Krishna Gundopant Ginde, better known as K.G. Ginde (26 December 1925 - 13 July 1994) was an Indian classical singer and teacher. His guru S N Ratanjankar was his biggest influence.

==Biography==
Ginde, called "Chhotu" (small) by family members and close friends because he was the 8th among 9 children, was born on 26 December 1925, in Bailhongal, near Belgaum. When he was just 11 years old, he moved to Lucknow and started his music training under music scholar S N Ratanjankar at Marris College of Music (now Bhatkhande Sanskriti Vishwavidyalaya)

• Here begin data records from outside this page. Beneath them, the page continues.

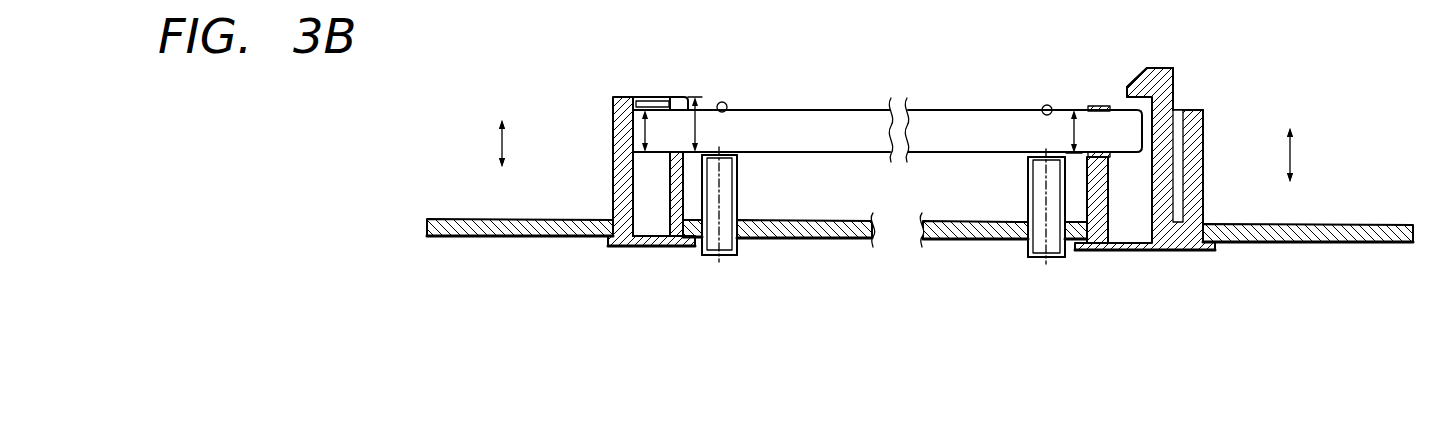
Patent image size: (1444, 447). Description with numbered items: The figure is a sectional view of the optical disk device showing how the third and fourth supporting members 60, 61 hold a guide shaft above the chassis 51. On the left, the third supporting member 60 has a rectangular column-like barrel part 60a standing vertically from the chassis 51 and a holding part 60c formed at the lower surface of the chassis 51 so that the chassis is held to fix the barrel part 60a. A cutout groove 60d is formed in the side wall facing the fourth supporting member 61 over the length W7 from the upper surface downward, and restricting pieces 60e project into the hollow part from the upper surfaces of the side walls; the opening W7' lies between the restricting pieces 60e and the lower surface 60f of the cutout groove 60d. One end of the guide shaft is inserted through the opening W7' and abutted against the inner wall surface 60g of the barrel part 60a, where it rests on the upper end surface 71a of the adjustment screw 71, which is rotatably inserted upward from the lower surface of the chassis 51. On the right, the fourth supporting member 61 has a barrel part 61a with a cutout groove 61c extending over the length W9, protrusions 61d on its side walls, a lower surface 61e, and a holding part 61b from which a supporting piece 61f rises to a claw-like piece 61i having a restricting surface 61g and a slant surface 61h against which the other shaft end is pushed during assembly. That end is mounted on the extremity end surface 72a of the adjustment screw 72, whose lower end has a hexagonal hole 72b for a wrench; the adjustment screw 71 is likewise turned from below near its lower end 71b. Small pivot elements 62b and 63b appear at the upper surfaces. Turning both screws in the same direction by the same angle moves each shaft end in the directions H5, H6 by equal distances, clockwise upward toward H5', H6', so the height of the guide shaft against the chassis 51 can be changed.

The chassis 51 is at (854, 213).
The third supporting member 60 is at (606, 140).
The barrel part 60a is at (613, 170).
The holding part 60c is at (623, 247).
The cutout groove 60d is at (683, 97).
The restricting pieces 60e is at (668, 98).
The lower surface of the cutout groove 60f is at (668, 158).
The inner wall surface 60g is at (638, 198).
The fourth supporting member 61 is at (1213, 117).
The barrel part 61a is at (1195, 200).
The holding part 61b is at (1183, 250).
The cutout groove 61c is at (1103, 106).
The protrusions 61d is at (1077, 108).
The lower surface of the cutout groove 61e is at (1106, 163).
The supporting piece 61f is at (1163, 150).
The restricting surface 61g is at (1132, 107).
The slant surface 61h is at (1151, 68).
The claw-like piece 61i is at (1175, 82).
The lever pivot pin 62b is at (728, 105).
The lever pivot pin 63b is at (1042, 106).
The adjustment screw 71 is at (746, 249).
The upper end surface 71a is at (727, 151).
The pin lower end 71b is at (715, 258).
The adjustment screw 72 is at (1021, 256).
The extremity end surface 72a is at (1035, 153).
The hexagonal hole 72b is at (1045, 262).
The length of the cutout groove W7 is at (713, 104).
The opening W7' is at (593, 111).
The length of the cutout groove W9 is at (1072, 130).
The direction of movement of the guide shaft end H5 is at (485, 143).
The upward position H5' is at (466, 110).
The direction of movement of the guide shaft end H6 is at (1308, 155).
The upward position H6' is at (1330, 126).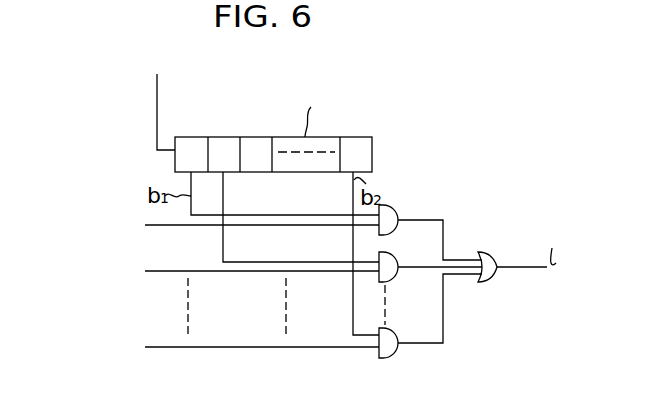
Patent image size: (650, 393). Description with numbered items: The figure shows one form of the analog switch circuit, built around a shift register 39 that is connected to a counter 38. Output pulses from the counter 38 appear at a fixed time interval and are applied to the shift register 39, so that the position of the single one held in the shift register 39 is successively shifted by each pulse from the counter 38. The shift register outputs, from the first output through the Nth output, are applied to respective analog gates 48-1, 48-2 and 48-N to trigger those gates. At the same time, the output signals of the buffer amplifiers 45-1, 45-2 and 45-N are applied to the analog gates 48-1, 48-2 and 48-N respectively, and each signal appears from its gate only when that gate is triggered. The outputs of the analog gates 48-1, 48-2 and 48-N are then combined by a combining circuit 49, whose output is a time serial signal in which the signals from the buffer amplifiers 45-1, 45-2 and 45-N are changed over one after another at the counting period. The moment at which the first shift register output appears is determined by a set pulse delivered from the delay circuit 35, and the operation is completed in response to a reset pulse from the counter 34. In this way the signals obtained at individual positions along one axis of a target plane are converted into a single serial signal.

The delay circuit 35 is at (324, 110).
The counter 34 is at (292, 128).
The counter 38 is at (159, 99).
The shift register 39 is at (208, 137).
The buffer amplifier 45-1 is at (217, 224).
The buffer amplifier 45-2 is at (213, 271).
The buffer amplifier 45-N is at (213, 347).
The analog gate 48-1 is at (390, 205).
The analog gate 48-2 is at (404, 256).
The analog gate 48-N is at (398, 348).
The combining circuit 49 is at (488, 259).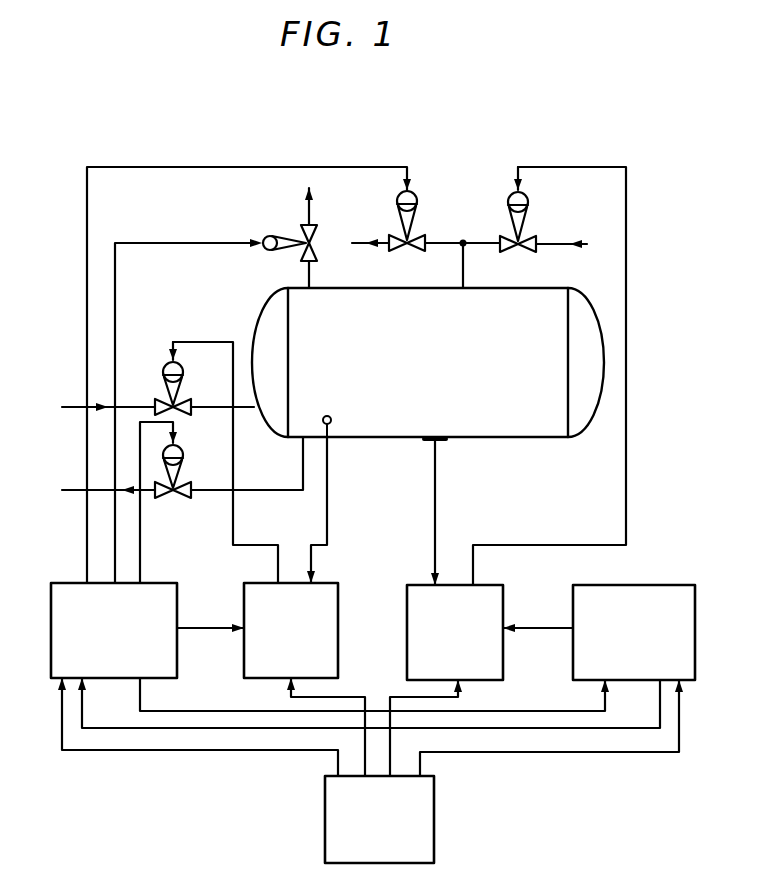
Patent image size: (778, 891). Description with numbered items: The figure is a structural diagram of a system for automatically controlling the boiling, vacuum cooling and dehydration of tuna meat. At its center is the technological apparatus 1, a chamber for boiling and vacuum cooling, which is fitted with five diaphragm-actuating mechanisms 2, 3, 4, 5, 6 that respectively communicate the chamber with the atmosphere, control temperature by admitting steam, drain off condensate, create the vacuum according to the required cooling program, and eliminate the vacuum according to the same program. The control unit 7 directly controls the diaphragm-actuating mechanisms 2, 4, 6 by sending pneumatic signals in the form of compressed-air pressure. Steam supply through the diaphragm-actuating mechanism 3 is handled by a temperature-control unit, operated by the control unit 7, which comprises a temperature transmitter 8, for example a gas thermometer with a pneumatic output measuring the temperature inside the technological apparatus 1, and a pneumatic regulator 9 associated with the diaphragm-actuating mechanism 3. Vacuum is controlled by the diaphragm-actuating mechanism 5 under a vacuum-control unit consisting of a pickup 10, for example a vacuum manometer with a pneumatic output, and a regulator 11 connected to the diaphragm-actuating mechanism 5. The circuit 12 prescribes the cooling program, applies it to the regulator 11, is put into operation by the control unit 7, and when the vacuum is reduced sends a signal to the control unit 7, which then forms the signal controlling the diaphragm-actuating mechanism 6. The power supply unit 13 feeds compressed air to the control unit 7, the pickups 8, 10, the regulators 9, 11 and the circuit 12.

The technological apparatus 1 is at (458, 359).
The diaphragm-actuating mechanism for communication with the atmosphere 2 is at (300, 234).
The diaphragm-actuating mechanism for temperature control 3 is at (181, 378).
The diaphragm-actuating mechanism for draining off the condensate 4 is at (181, 462).
The diaphragm-actuating mechanism for creating the vacuum 5 is at (524, 218).
The diaphragm-actuating mechanism for eliminating the vacuum 6 is at (413, 218).
The control unit 7 is at (124, 642).
The temperature transmitter 8 is at (336, 421).
The regulator 9 is at (297, 638).
The pickup 10 is at (445, 443).
The regulator 11 is at (466, 638).
The circuit for prescribing the cooling program 12 is at (642, 638).
The power supply unit 13 is at (388, 822).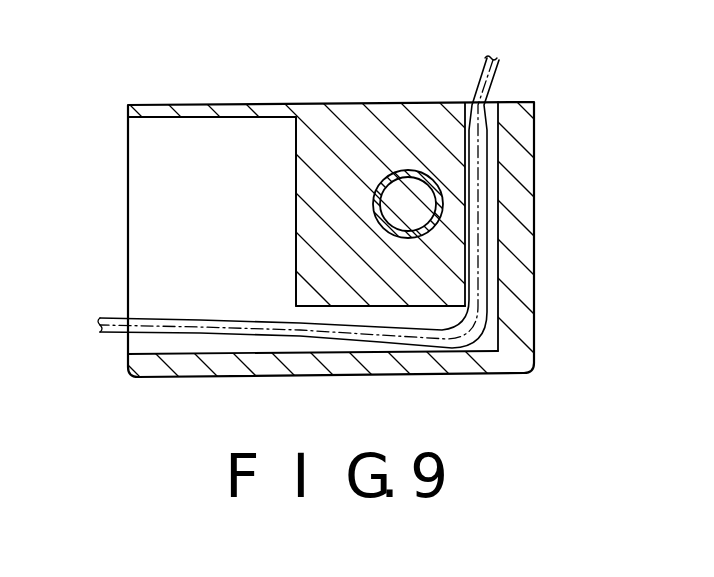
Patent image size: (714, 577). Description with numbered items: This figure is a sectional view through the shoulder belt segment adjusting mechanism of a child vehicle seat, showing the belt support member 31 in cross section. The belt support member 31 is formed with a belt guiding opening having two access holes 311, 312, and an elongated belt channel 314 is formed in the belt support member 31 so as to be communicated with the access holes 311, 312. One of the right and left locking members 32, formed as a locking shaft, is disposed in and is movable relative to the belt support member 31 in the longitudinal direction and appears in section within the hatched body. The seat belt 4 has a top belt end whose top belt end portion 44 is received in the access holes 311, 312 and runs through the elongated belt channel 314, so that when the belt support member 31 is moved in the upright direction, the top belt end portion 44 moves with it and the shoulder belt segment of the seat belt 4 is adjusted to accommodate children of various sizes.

The seat belt 4 is at (473, 86).
The belt support member 31 is at (525, 322).
The access hole 311 is at (256, 211).
The access hole 312 is at (155, 287).
The elongated belt channel 314 is at (492, 90).
The locking member 32 is at (440, 206).
The top belt end portion 44 is at (236, 327).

He moved to Mumbai in 1951 to take up a teaching post with Bharatiya Vidya Bhavan. In 1962 he became principal of Vallabh Sangeet Vidyalaya.

On his sixtieth birthday, some of the biggest names in Hindustani music, including Bhimsen Joshi, Kumar Gandharva, and Purushottam Laxman Deshpande, graced the function.

Ginde died on 13 July 1994, age 68 in Calcutta after suffering a massive heart attack.